Póvoa de Varzim, Sociedade

Projeto piloto de referenciação de imóveis arranca na Póvoa de Varzim

Estará em funcionamento, muito em breve, na Póvoa de Varzim, um projeto de georreferenciação piloto no país designado por Geopredial. Este resulta de protocolo entre o Município da Póvoa de Varzim, a Câmara dos Solicitadores e a Junta de Freguesia de Argivai, assinado ontem à tarde, 20 de junho, no Salão Nobre dos Paços do Concelho.

O Geopredial, desenvolvido pela Câmara dos Solicitadores, tem por objetivo dar resposta ao problema de obter uma clara e inequívoca identificação espacial dos imóveis. Nos termos do Protocolo proposto, a Câmara dos Solicitadores assume o compromisso de proceder à demarcação dos prédios da freguesia de Argivai, demarcação essa que será realizada a título totalmente gratuito e voluntário, sendo os proprietários dos imóveis convidados a aderir ao serviço.

Aires Pereira, Vice-Presidente da Câmara Municipal da Póvoa de Varzim, destacou a brevidade com que o processo de implementação do projeto Geopredial decorreu, sob um princípio de desburocratização. Assim que este foi apresentado pela Câmara dos Solicitadores, logo percebemos a importância do que estava em causa, explicou. Trata-se de um projeto pioneiro, que todo o país irá passar por ele, no entanto, esta questão da propriedade vem sendo eternamente adiada devido à falta de recursos, constatou o Vice-Presidente.
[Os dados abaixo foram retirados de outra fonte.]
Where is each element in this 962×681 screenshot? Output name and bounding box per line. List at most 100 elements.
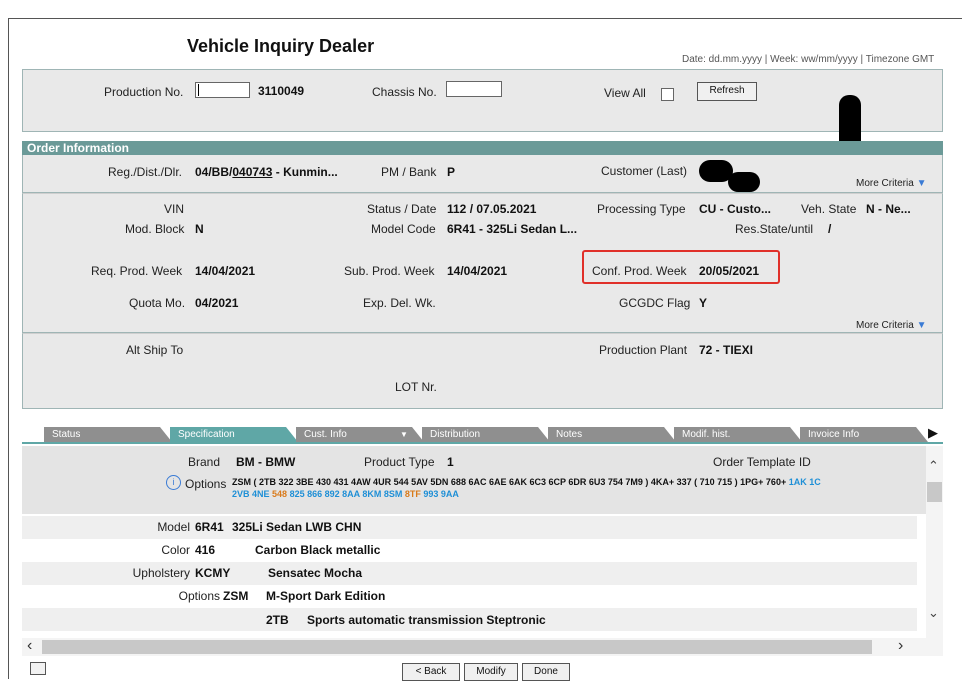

Reconhecendo à Câmara dos Solicitadores a disponibilidade e capacidade de desenvolver um conjunto de serviços ligados à delimitação espacial, Aires Pereira entendeu que o Município daria o seu contributo numa freguesia do concelho, Argivai, e esta seria uma boa forma de dizer que é possível ser feito, reafirmando a importância relevante do projeto Geopredial no que poderia ser um marco no país.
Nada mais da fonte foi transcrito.